For the past few weeks, Etisalat Nigeria has been in the news, not for the right reason, but rather over the news of a takeover bid by a consortium of Nigerian banks. It was reported that the telecommunication company got a $1.2 billion medium-term syndicated loan facility from 13 banks, which include, First Bank, Zenith, Guarantee Trust Bank, United Bank of Africa Plc, Fidelity Bank Plc and Access Bank. The company took the loan to refinance an existing commercial medium-term debt of $650 million and continue its network rollout across the country. It has since defaulted in making payment, thereby forcing the banks to report Etisalat to the Central Bank of Nigeria (CBN) and the National Communications Commission (NCC). So far, three commercial banks have come out to reveal how much Etisalat owes them. Etisalat collected a syndicated loan of 40 billion naira from Access Bank, 42 billion naira from GTB and then 17.5 billion naira from Fidelity Bank.

Following the threat by the banks to take over the telecommunications company for failing to repay the loans, CBN invited officials of the NCC, Etisalat, and the banks to its Lagos office in order to resolve the issue. The meeting ended on the note that Etisalat will not be taken over by the banks, at least for now. However, according to reports, the banks have opposed a proposal by Etisalat Nigeria to convert part of a $1.2 billion loan from dollars to naira. They want the Abu Dhabi telecoms group and its other shareholders to recapitalise it instead.

Why the CBN and NCC got involved

According to reports, the company has been unable to repay its loan due to the forex shortage that has hit Nigeria. From all indications the CBN needs to be involved in this discussion because businesses are having Forex issues due to the stringent policies it (CBN) has put in place. The NCC is also worried as this could mean that the telecommunication sector is about to be hit by a financial crisis and this could make investors lose interest in Nigeria’s telecommunication sector. It is also worth noting that there are about 23 million subscribers who could be affected if anything happens to Etisalat. As it stands Etisalat seems to be the biggest foreign victim hit by dollar shortages in Nigeria.

Etisalat also owes IHS

Surprisingly, apart from owing these commercial banks, the company also owes tower firm, IHS Nigeria. This was made known in a press statement released by the company, IHS. IHS said that it has experienced volatility in terms of timing of settlement of invoices with certain customers that obviously include Etisalat. It also said that it has more than 120 days overdue from Etisalat worth $2.4 million.
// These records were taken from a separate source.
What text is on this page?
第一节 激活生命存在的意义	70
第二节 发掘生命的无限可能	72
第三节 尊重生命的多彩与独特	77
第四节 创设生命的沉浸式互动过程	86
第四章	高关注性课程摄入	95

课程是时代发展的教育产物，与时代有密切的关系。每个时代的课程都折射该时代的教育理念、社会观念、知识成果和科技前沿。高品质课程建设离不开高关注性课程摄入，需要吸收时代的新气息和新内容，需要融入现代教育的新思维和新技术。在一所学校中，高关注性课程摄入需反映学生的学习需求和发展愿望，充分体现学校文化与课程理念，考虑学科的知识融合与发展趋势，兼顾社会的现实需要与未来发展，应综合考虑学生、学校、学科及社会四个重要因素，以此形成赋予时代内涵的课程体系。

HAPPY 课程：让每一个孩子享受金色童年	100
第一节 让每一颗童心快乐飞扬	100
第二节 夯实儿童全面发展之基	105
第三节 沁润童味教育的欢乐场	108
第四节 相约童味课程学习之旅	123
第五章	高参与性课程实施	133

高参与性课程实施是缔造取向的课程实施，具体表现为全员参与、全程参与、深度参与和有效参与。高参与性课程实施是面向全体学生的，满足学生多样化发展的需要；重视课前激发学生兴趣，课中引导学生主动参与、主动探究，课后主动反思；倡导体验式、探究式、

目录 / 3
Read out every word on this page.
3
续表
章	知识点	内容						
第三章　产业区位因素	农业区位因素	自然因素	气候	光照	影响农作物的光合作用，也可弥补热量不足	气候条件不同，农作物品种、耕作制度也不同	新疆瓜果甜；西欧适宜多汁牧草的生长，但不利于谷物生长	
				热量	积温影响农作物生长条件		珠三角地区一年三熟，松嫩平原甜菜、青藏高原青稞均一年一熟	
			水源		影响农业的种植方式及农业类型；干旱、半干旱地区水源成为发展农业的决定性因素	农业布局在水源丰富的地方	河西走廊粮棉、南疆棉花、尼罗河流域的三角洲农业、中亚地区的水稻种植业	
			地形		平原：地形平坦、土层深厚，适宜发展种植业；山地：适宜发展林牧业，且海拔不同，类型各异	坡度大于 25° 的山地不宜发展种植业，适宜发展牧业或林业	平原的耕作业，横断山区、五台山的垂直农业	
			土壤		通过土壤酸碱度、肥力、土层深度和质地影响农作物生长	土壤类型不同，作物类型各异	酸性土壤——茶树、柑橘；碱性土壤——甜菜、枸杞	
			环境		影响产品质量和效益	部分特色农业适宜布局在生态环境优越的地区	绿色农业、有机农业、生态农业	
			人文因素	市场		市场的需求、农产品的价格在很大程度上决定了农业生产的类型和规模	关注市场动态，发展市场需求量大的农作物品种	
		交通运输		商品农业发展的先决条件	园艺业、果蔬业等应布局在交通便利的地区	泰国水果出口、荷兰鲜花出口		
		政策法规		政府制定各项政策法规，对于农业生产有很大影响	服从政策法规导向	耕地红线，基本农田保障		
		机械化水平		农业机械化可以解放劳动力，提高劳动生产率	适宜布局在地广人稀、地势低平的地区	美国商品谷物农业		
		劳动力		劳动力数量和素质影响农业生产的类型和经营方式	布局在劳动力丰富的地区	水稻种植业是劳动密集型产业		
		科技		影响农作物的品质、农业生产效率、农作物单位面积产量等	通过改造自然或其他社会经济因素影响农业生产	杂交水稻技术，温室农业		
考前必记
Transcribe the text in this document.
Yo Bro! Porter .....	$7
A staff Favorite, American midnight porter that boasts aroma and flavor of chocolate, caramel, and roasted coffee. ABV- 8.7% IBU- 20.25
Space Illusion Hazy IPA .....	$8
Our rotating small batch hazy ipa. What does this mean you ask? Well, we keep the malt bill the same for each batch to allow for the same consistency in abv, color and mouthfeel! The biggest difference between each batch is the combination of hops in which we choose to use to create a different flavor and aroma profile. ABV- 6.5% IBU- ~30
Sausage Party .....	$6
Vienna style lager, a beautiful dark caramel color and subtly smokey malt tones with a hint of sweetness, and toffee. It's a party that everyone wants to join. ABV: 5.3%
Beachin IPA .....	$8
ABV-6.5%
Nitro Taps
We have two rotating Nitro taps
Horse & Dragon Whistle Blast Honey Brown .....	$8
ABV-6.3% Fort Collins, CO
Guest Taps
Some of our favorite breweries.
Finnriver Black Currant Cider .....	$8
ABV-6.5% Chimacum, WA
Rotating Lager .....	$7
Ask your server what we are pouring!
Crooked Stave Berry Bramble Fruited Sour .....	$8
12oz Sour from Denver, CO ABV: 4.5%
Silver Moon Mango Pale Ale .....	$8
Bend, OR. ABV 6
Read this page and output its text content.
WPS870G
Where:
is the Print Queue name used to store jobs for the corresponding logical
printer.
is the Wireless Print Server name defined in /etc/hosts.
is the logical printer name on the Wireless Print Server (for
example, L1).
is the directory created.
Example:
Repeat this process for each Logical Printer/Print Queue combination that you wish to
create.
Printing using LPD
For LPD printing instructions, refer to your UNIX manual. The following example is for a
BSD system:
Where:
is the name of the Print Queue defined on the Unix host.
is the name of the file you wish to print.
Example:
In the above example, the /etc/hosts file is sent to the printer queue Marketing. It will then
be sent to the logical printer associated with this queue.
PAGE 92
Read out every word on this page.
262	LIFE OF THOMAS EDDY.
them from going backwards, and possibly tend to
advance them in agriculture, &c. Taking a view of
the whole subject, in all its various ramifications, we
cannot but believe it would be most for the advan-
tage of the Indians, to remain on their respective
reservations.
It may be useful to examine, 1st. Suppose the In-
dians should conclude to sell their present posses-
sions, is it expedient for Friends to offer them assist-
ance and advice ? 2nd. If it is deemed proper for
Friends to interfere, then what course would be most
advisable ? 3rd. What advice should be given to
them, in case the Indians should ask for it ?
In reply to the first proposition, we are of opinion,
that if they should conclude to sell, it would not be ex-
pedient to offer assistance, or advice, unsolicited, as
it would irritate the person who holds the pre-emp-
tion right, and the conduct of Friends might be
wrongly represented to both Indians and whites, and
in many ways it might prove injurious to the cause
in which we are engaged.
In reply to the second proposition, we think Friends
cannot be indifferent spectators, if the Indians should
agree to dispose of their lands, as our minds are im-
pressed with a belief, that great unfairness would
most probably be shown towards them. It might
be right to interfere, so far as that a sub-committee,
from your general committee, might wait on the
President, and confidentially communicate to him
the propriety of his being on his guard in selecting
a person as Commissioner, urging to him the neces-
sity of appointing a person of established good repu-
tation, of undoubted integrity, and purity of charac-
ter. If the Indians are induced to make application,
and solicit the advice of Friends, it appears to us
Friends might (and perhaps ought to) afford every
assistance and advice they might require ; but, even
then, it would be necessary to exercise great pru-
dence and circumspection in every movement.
In 2014, the World Bank lent $200 million to London-based African tower manager, IHS, for the acquisition of about 2,100 tower sites from, Etisalat Nigeria. Under this Masters Lease Agreement, Etisalat sold its tower assets to IHS, while IHS leased it back in exchange for lease rentals. IHS also has a $800 million bond which is partly securitised from the cash flows of the Etisalat lease.

“We do experience volatility in terms of timing of settlement of invoices with certain customers. We have a strong relationship with Etisalat and it has continued to make some payments under our Master Lease Agreements. As of 31 December 2016, $8.5 million was more than 120 days overdue from Etisalat. This amount represents less than 2.5 percent of the expected proforma full year combined revenue of the group for 2016,” a press statement from the company stated.

This suggests that $8.5 million was owed to the Holdco Group out of which $2.4 million was owed to the FinCO Group, which is its Nigerian entity.

According to Reuters, JP Morgan analyst, Zafar Nazim, said that it had downgraded IHS bonds due 2021 because of Etisalat Nigeria as it was uncertain whether the company could keep up with lease commitments.

Fitch Rating Agency also released a statement saying that IHS faces limited risks to its operations in Nigeria following recent press reports that Etisalat Nigeria had missed a debt payment. It assigned a rating of B+/Negative to IHS debt.

“We believe IHS may experience delays in collecting payments from Etisalat Nigeria over the short term, but medium-term prospects should remain broadly intact. Should Etisalat Nigeria go into bankruptcy proceedings, we believe its creditors would want to maximise recovery prospects by continuing normal mobile network operations, which include payments to IHS for use of its tower infrastructure,” Fitch Rating said in a statement.

Etisalat is yet to give a statement on the ongoing debt issue. It is also unknown whether the telco, which owns 45 percent stake in Etisalat Nigeria, after converting its loan to equity in February would remain in the country. According to Reuters, two sources confirmed that the Abu Dhabi telecoms group may sell its stake in Etisalat Nigeria, but wants the company’s debt restructured before it does so.

The telco owns 14 percent market share, Airtel 19 percent, Globacom 20 percent and MTN has 47 percent.